I hate my self but whatever Atta said wasn't a lie two men I loved and believed I lost both of them and what if Aditya get to know about my past, will he accept me or just leave me, and what I will do if I lost one more person, am I really a curse? will all my breaking downs become burden to him in name of love, I will make his life miserable with all my emotions, he can't have normal love life supporting me with all my problems, as I couple we need take oath to share a laughs and cries, ups and downs but all I can share with him is cries and downs.

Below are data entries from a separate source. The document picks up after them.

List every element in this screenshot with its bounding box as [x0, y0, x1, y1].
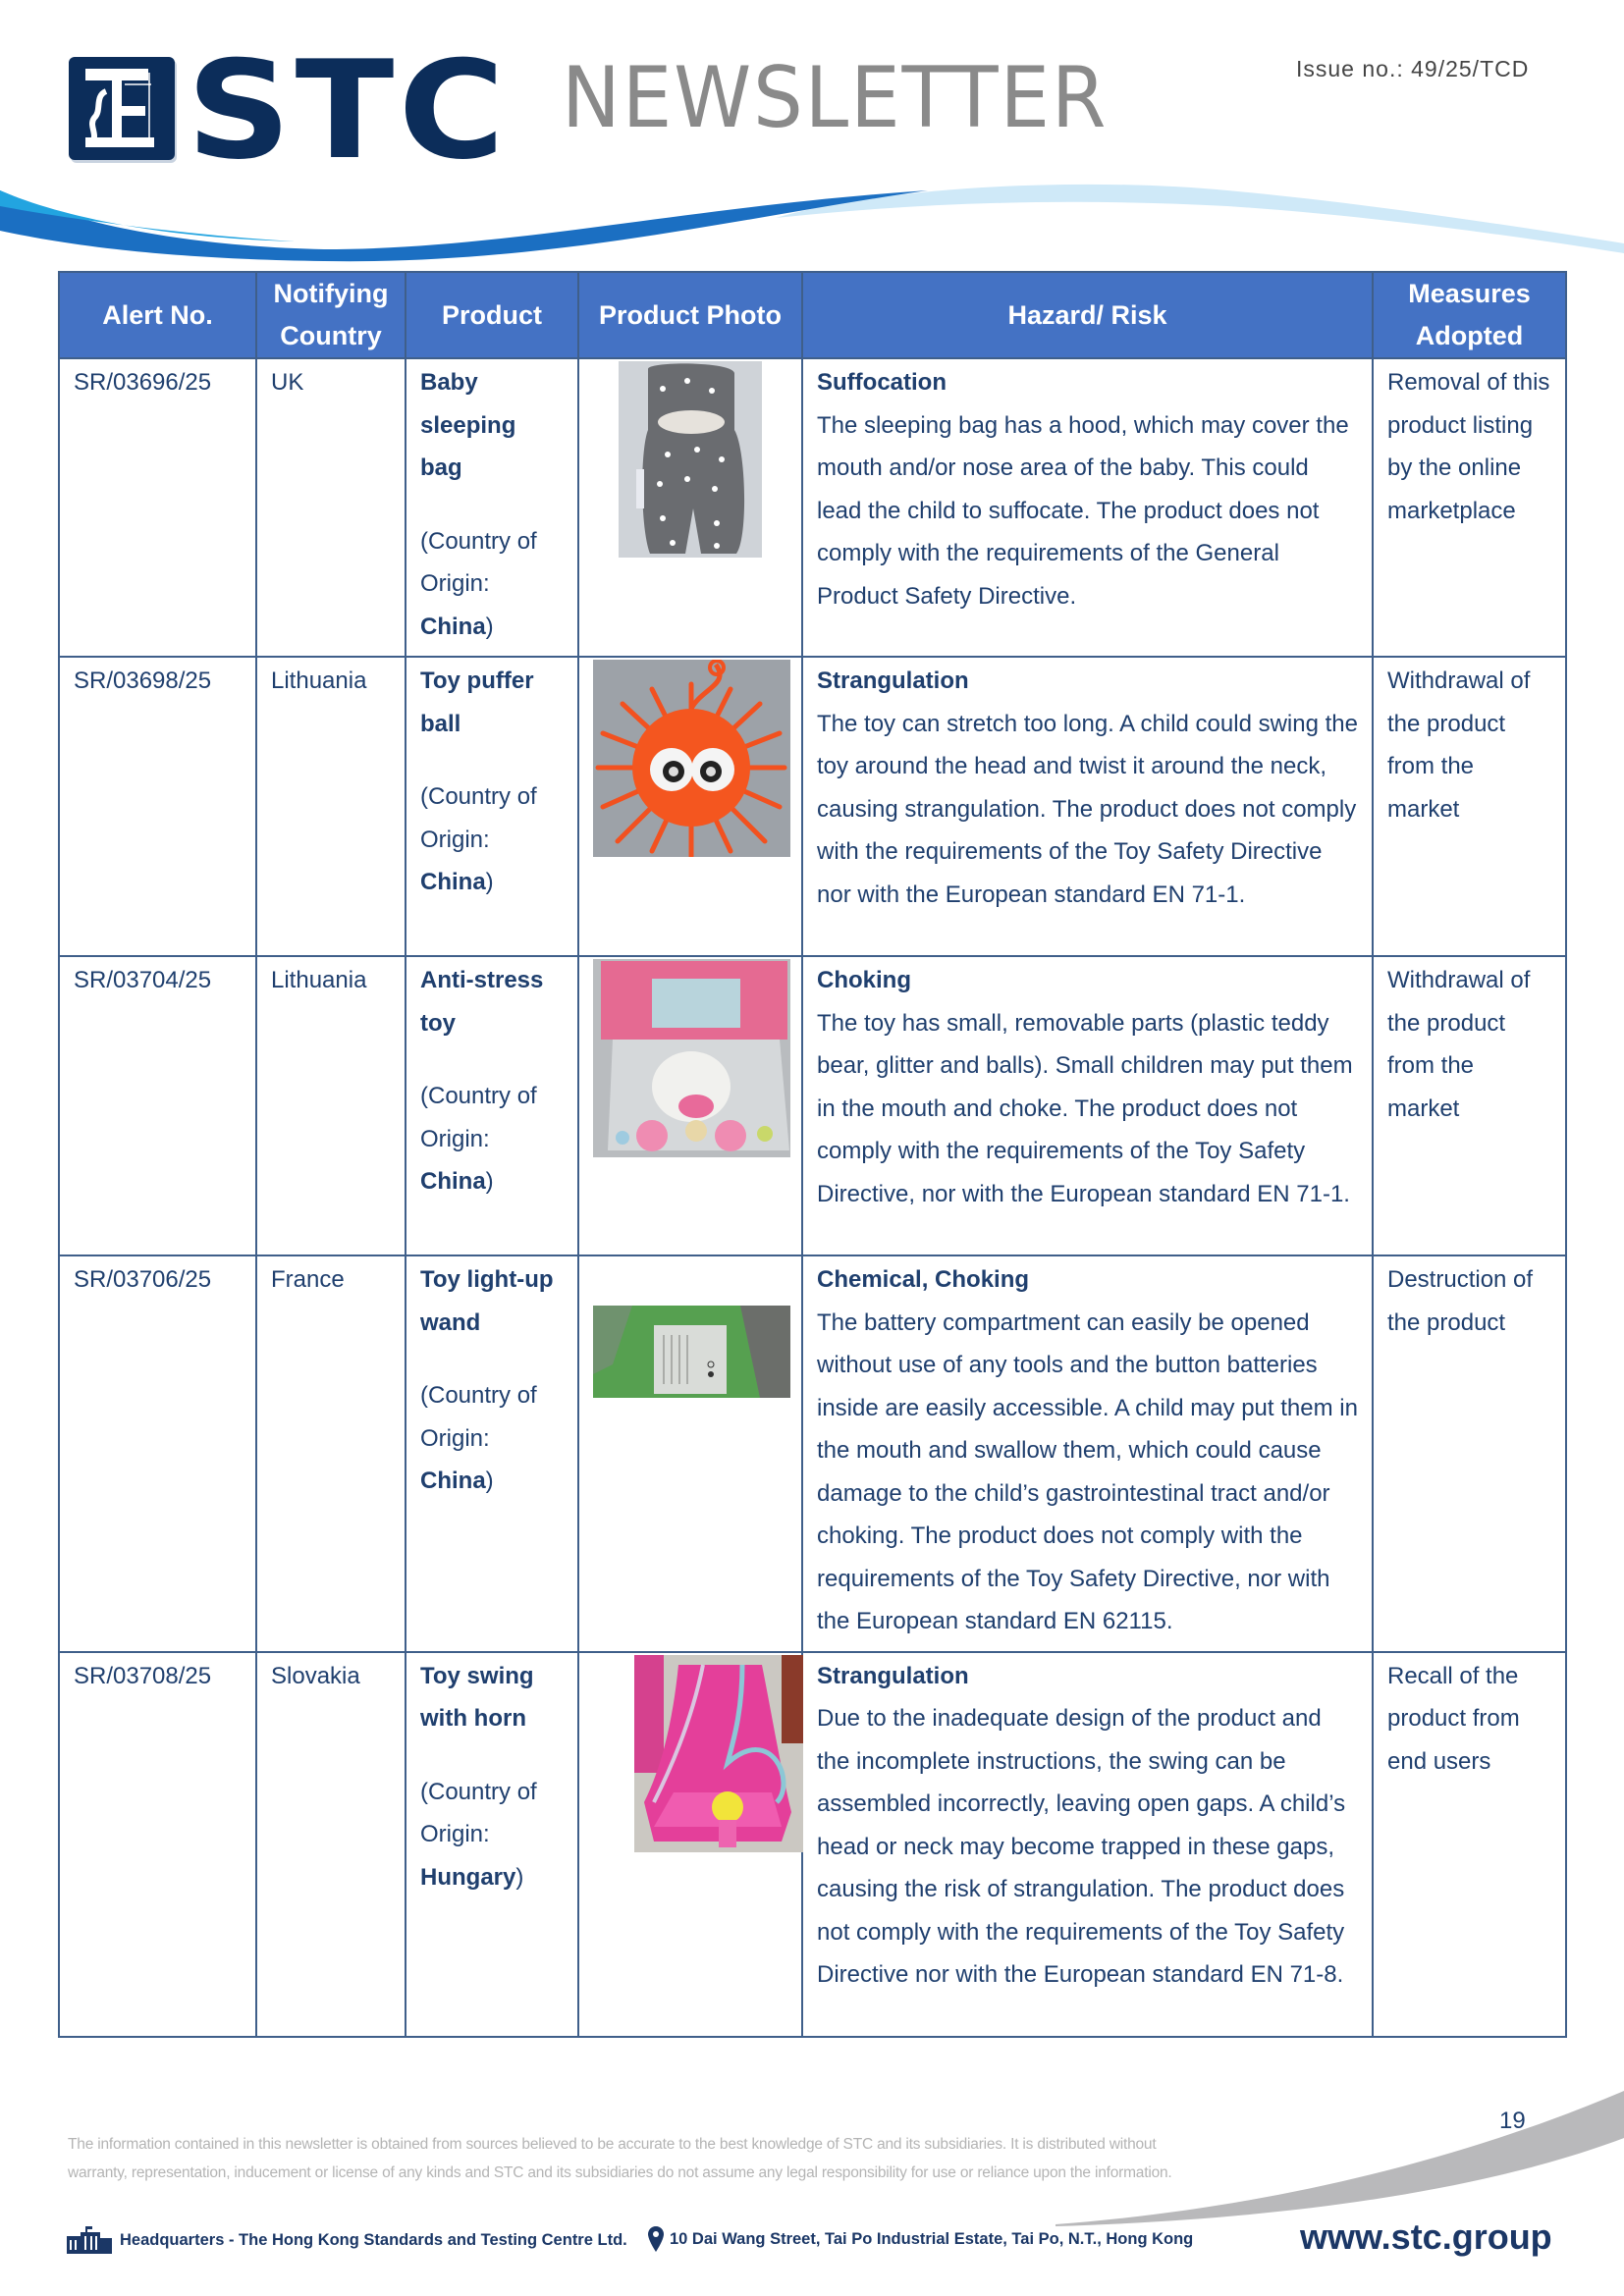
- origin-suffix: ): [515, 1863, 524, 1891]
- table-row: [59, 358, 1566, 657]
- toy-swing-photo: [634, 1655, 803, 1852]
- alert-number: SR/03704/25: [59, 956, 256, 1255]
- alert-number: SR/03698/25: [59, 657, 256, 956]
- notifying-country: UK: [256, 358, 406, 657]
- origin-prefix: (Country of Origin:: [420, 1382, 537, 1452]
- baby-sleeping-bag-photo: [619, 361, 762, 558]
- table-row: [59, 956, 1566, 1255]
- origin-country: China: [420, 869, 486, 895]
- anti-stress-toy-photo: [593, 959, 790, 1157]
- hazard-cell: [802, 657, 1373, 956]
- origin-country: China: [420, 1168, 486, 1195]
- footer-address: [648, 2226, 1193, 2252]
- website-link[interactable]: www.stc.group: [1300, 2216, 1552, 2257]
- product-name: Anti-stress toy: [420, 967, 544, 1037]
- origin-suffix: ): [485, 613, 494, 640]
- stc-emblem-icon: [69, 57, 175, 160]
- notifying-country: Slovakia: [256, 1652, 406, 2037]
- alert-number: SR/03696/25: [59, 358, 256, 657]
- product-photo-cell: [578, 956, 802, 1255]
- measures-adopted: Withdrawal of the product from the market: [1373, 657, 1566, 956]
- product-photo-cell: [578, 358, 802, 657]
- page-number: 19: [1499, 2108, 1526, 2134]
- headquarters-text: Headquarters - The Hong Kong Standards and Testing Centre Ltd.: [120, 2230, 627, 2249]
- product-cell: [406, 657, 578, 956]
- toy-light-up-wand-photo: [593, 1306, 790, 1398]
- measures-adopted: Withdrawal of the product from the market: [1373, 956, 1566, 1255]
- map-pin-icon: [648, 2226, 664, 2252]
- column-header-notifying-country: Notifying Country: [256, 272, 406, 358]
- product-name: Toy puffer ball: [420, 667, 534, 737]
- notifying-country: France: [256, 1255, 406, 1652]
- product-name: Baby sleeping bag: [420, 369, 516, 481]
- disclaimer-line: The information contained in this newsletter is obtained from sources believed to be accurate to the best knowledge of STC and its subsidiaries. It is distributed without: [68, 2136, 1157, 2153]
- hazard-title: Suffocation: [817, 369, 947, 396]
- hazard-description: The toy has small, removable parts (plastic teddy bear, glitter and balls). Small children may put them in the mouth and choke. The product does not comply with the requirements of the Toy Safety Directive, nor with the European standard EN 71-1.: [817, 1009, 1353, 1207]
- measures-adopted: Recall of the product from end users: [1373, 1652, 1566, 2037]
- product-name: Toy swing with horn: [420, 1662, 534, 1732]
- hazard-description: The battery compartment can easily be opened without use of any tools and the button batteries inside are easily accessible. A child may put them in the mouth and swallow them, which could cause damage to the child’s gastrointestinal tract and/or choking. The product does not comply with the requirements of the Toy Safety Directive, nor with the European standard EN 62115.: [817, 1308, 1358, 1634]
- origin-prefix: (Country of Origin:: [420, 527, 537, 597]
- alert-number: SR/03706/25: [59, 1255, 256, 1652]
- newsletter-title: NEWSLETTER: [562, 49, 1109, 147]
- product-cell: [406, 1652, 578, 2037]
- column-header-product-photo: Product Photo: [578, 272, 802, 358]
- issue-number: Issue no.: 49/25/TCD: [1296, 56, 1530, 81]
- measures-adopted: Destruction of the product: [1373, 1255, 1566, 1652]
- footer-headquarters: [65, 2226, 627, 2254]
- column-header-product: Product: [406, 272, 578, 358]
- column-header-hazard-risk: Hazard/ Risk: [802, 272, 1373, 358]
- product-cell: [406, 956, 578, 1255]
- table-row: [59, 1652, 1566, 2037]
- hazard-cell: [802, 956, 1373, 1255]
- hazard-description: The sleeping bag has a hood, which may cover the mouth and/or nose area of the baby. This could lead the child to suffocate. The product does not comply with the requirements of the General Product Safety Directive.: [817, 411, 1349, 610]
- alert-number: SR/03708/25: [59, 1652, 256, 2037]
- origin-suffix: ): [485, 1468, 494, 1494]
- address-text: 10 Dai Wang Street, Tai Po Industrial Estate, Tai Po, N.T., Hong Kong: [670, 2229, 1194, 2248]
- rapex-alerts-table: [58, 271, 1567, 2038]
- table-row: [59, 657, 1566, 956]
- toy-puffer-ball-photo: [593, 660, 790, 857]
- column-header-alert-no: Alert No.: [59, 272, 256, 358]
- hazard-title: Chemical, Choking: [817, 1266, 1030, 1293]
- measures-adopted: Removal of this product listing by the online marketplace: [1373, 358, 1566, 657]
- notifying-country: Lithuania: [256, 657, 406, 956]
- stc-logo-text: STC: [187, 31, 510, 189]
- header-swoosh-decoration: [0, 177, 1624, 265]
- origin-suffix: ): [485, 869, 494, 895]
- origin-suffix: ): [485, 1168, 494, 1195]
- disclaimer-text: [68, 2130, 1295, 2187]
- hazard-description: The toy can stretch too long. A child could swing the toy around the head and twist it around the neck, causing strangulation. The product does not comply with the requirements of the Toy Safety Directive nor with the European standard EN 71-1.: [817, 710, 1358, 908]
- notifying-country: Lithuania: [256, 956, 406, 1255]
- table-header-row: [59, 272, 1566, 358]
- stc-logo-emblem: [69, 57, 175, 160]
- product-name: Toy light-up wand: [420, 1266, 554, 1336]
- product-cell: [406, 1255, 578, 1652]
- origin-country: China: [420, 613, 486, 640]
- hazard-cell: [802, 1652, 1373, 2037]
- product-photo-cell: [578, 1652, 802, 2037]
- product-cell: [406, 358, 578, 657]
- hazard-description: Due to the inadequate design of the product and the incomplete instructions, the swing can be assembled incorrectly, leaving open gaps. A child’s head or neck may become trapped in these gaps, causing the risk of strangulation. The product does not comply with the requirements of the Toy Safety Directive nor with the European standard EN 71-8.: [817, 1705, 1346, 1988]
- product-photo-cell: [578, 657, 802, 956]
- hazard-title: Strangulation: [817, 1662, 969, 1689]
- origin-prefix: (Country of Origin:: [420, 1778, 537, 1847]
- origin-prefix: (Country of Origin:: [420, 1083, 537, 1152]
- hazard-cell: [802, 358, 1373, 657]
- origin-country: Hungary: [420, 1863, 516, 1891]
- column-header-measures-adopted: Measures Adopted: [1373, 272, 1566, 358]
- table-row: [59, 1255, 1566, 1652]
- disclaimer-line: warranty, representation, inducement or license of any kinds and STC and its subsidiaries do not assume any legal responsibility for use or reliance upon the information.: [68, 2164, 1172, 2181]
- product-photo-cell: [578, 1255, 802, 1652]
- building-icon: [65, 2226, 114, 2254]
- origin-prefix: (Country of Origin:: [420, 783, 537, 853]
- hazard-title: Strangulation: [817, 667, 969, 694]
- hazard-cell: [802, 1255, 1373, 1652]
- hazard-title: Choking: [817, 967, 911, 993]
- origin-country: China: [420, 1468, 486, 1494]
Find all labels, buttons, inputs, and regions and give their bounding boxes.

He don't deserve a messed up girl, he is a good man and for me a man who deserves everything postive, if he loves me he will be in maze which is endless and always dark and scary.

I was in my thoughts when I heard my mom and both of the uncles with worried faces on "Tanu papa (bacha) are you ok?" Kiran babai (massa) asked creasing my hair "do you need anything food water" Rohan Mama asked taking my face in hands "Kanna I am sorry I wasn't their in time you needed me" my Mom cried kissing my forehead "Mummy I am ok and Aditya handled me it's fine, anyway I didn't want you to know either but how did you got to know" I asked "One of staff members were talking about you crying and Aditya brought you and Pranu heard it and we got here Aditya told me you had a panick attack" my mom replied .

"Akka! What happened to you ok?" Pranu came in and ran towards me "I am ok Pranu, don't worry" I said to calm her down "Matashree intiki veldama? (matashree can we go home?" I asked hugging her "Yes ofcourse I'll get my keys" Kiran babai ran "itna jaldi (this early)" Aditya stopped us as he came in "But Aditya.." I tried to speak "But Tanu atleast have dinner" he spoke "Aditya please" I request, he sighed "Fine I'll tell staff to pack food" he accepted, I just gave him a basic thank you smile.